AMINOPÉNICILLINES ET SANTÉ PUBLIQUE - La Semaine Vétérinaire n° 1899 du 14/05/2021
La Semaine Vétérinaire n° 1899 du 14/05/2021

ANTIBIOTIQUES

PHARMACIE

Auteur(s) : CÉLINE GAILLARD-LARDY

Le comité pour les produits médicaux à usage vétérinaire de l’Agence européenne du médicament a rendu en mars dernier son rapport sur l’usage vétérinaire des aminopénicillines et de leur association avec les inhibiteurs de la bétalactamase chez les animaux.

Le comité des médicaments vétérinaires (CVMP, pour Committee for medicinal products for veterinary use) de l’Agence européenne du médicament (EMA) recommande de limiter l’usage des pénicillines à large spectre et de préférer celles à spectre étroit en première intention1. Il souligne néanmoins l’absence de données précises concernant l’impact de leur utilisation sur la résistance et la santé humaine. Classées comme antibiotiques d’importance critique par l’Organisation mondiale de la santé (OMS), les pénicillines représentent la deuxième classe d’antibiotique la plus utilisée chez les animaux de production, et près de 29 % des ventes totales d’antibiotiques toutes espèces confondues, avec toutefois de grandes variations entre pays.
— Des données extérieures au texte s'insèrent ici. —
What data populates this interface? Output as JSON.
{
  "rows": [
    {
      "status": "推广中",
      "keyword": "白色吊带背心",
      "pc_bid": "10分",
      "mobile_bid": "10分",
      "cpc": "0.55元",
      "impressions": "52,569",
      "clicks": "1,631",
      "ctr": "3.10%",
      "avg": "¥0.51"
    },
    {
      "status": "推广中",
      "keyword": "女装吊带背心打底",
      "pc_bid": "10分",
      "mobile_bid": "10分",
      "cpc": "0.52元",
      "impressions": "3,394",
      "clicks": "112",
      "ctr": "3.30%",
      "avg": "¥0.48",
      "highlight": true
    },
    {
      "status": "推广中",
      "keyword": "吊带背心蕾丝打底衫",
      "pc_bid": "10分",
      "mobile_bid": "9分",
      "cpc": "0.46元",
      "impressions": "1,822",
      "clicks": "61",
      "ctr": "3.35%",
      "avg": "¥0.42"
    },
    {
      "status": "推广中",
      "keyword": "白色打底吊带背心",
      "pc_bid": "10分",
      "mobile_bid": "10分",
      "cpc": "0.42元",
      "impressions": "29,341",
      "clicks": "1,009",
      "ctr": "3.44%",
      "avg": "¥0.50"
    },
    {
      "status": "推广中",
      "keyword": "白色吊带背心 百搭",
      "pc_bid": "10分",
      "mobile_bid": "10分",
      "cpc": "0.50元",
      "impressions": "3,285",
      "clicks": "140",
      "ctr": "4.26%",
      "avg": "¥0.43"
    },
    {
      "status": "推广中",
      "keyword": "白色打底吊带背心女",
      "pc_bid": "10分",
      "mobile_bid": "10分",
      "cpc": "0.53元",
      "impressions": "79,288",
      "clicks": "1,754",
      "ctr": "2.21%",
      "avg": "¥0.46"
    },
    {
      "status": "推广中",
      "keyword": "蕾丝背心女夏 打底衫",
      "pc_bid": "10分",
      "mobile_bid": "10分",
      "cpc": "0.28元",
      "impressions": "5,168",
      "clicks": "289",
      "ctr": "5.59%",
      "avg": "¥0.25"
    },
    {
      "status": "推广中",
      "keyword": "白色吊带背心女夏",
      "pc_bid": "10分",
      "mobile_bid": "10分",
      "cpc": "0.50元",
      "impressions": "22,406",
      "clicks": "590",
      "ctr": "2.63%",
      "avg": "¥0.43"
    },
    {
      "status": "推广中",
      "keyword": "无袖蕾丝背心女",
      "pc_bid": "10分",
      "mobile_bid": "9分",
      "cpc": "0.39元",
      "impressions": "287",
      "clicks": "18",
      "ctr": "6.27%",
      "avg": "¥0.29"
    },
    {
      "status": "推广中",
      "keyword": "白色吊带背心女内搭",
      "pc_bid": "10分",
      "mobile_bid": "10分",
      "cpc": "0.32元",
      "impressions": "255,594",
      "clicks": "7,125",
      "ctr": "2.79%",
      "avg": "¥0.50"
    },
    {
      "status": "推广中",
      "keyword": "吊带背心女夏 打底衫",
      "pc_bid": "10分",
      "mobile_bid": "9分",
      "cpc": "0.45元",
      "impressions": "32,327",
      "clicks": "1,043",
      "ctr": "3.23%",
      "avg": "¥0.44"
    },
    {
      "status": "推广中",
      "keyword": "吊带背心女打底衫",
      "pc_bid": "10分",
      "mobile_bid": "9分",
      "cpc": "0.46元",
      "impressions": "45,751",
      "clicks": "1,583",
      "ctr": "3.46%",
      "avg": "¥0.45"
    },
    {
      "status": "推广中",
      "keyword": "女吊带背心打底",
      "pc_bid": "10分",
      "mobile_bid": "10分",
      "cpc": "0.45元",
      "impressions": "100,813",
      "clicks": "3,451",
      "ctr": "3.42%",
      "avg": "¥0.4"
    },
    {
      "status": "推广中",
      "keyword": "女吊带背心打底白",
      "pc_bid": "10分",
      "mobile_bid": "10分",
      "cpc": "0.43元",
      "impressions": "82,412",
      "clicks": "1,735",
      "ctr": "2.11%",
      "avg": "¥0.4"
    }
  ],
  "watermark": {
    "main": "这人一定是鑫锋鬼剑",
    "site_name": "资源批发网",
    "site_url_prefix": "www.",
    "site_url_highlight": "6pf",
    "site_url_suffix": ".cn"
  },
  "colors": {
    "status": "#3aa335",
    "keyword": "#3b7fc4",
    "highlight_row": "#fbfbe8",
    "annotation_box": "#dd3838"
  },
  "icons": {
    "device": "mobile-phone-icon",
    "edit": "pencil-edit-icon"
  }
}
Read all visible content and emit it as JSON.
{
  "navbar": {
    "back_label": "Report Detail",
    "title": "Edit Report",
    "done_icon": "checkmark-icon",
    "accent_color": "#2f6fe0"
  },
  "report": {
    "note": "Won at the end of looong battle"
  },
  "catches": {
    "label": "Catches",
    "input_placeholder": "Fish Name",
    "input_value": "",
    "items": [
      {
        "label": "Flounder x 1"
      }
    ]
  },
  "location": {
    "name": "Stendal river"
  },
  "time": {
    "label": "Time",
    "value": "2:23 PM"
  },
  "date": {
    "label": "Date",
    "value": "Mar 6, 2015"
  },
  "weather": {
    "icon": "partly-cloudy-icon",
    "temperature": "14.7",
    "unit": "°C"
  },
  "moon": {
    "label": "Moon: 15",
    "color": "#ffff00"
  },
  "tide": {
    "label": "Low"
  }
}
Par exemple, hors Europe du Nord, il existe une préférence marquée pour les pénicillines à large spectre. Côté santé humaine, l’usage des pénicillines est encore plus répandu : elles constituent la classe d’antibiotiques la plus prescrite ; l’utilisation humaine de bétalactamines est d’ailleurs environ deux fois supérieure à celle des animaux (80 mg vs 40 mg/kg de biomasse estimée).

Le comité recommande un usage vétérinaire responsable des aminopénicillines sans inhibiteur de lactamase, classées par le Groupe spécial d’experts sur l’antibiorésistance (AMEG, pour Antimicrobial Advice ad hoc Expert Group) en catégorie D, en évitant les usages et traitements longs non nécessaires. Le traitement de groupe devrait également être réservé aux situations où le traitement individuel est impossible. De plus, les pénicillines à spectre étroit avec un risque plus faible d’antibiorésistance doivent être utilisées en première intention.

Restreindre l’usage de l’amoxicilline/acide clavulanique

Concernant les aminopénicillines avec inhibiteurs de bétalactamases, appartenant à la catégorie AMEG C, leur spectre d’action plus large leur confère une pression de sélection plus forte sur les organismes multirésistants. Un usage restreint est ainsi recommandé dans toutes les espèces, et particulièrement en productions animales, c’est-à-dire lorsqu’aucune substance de catégorie AMEG C ne présente d’efficacité clinique. De plus, en raison des forts niveaux de résistance chez les entérobactéries, le traitement des infections imputables à ces pathogènes avec ces antibiotiques devrait être subordonné aux résultats d’un antibiogramme.

Adapter les schémas posologiques

Le comité recommande également de revoir les schémas posologiques des médicaments vétérinaires contenant des aminopénicillines, afin de garantir l’atteinte d’objectifs pharmacocinétiques/pharmacodynamiques (PK/PD) et, par la suite, de minimiser le risque de sélection de la résistance, surtout face à des organismes intrinsèquement moins sensibles ou résistants tels que Enterobacterales et Bordetella bronchiseptica. De plus, une grande variété de schémas posologiques entre différents produits autorisés dans l’Union européenne existent, leur harmonisation permettrait d’assurer une posologie efficace. En outre, le comité conseille de standardiser les tests de sensibilité des aminopéniclllines et d’établir des seuils cliniques vétérinaires spécifiques à l’espèce animale et à l’infection, afin de permettre leur interprétation correcte. Selon ce rapport, la mise en place d’un système de surveillance harmonisé à l’échelle européenne, afin d’évaluer la résistance des agents pathogènes cibles provenant d’animaux de compagnie et d’animaux de production est en outre nécessaire.

Impact limité de l’usage vétérinaire

La résistance aux aminopénicillines est très importante chez certains organismes, mais il est actuellement difficile d’estimer dans quelle mesure l’utilisation de ces substances chez les animaux peut avoir des conséquences néfastes sur la santé humaine. Le risque de résistance aux antimicrobiens chez l’homme lié à l’utilisation vétérinaire des aminopénicillines est estimé inférieur à celui lié à leur utilisation en médecine humaine.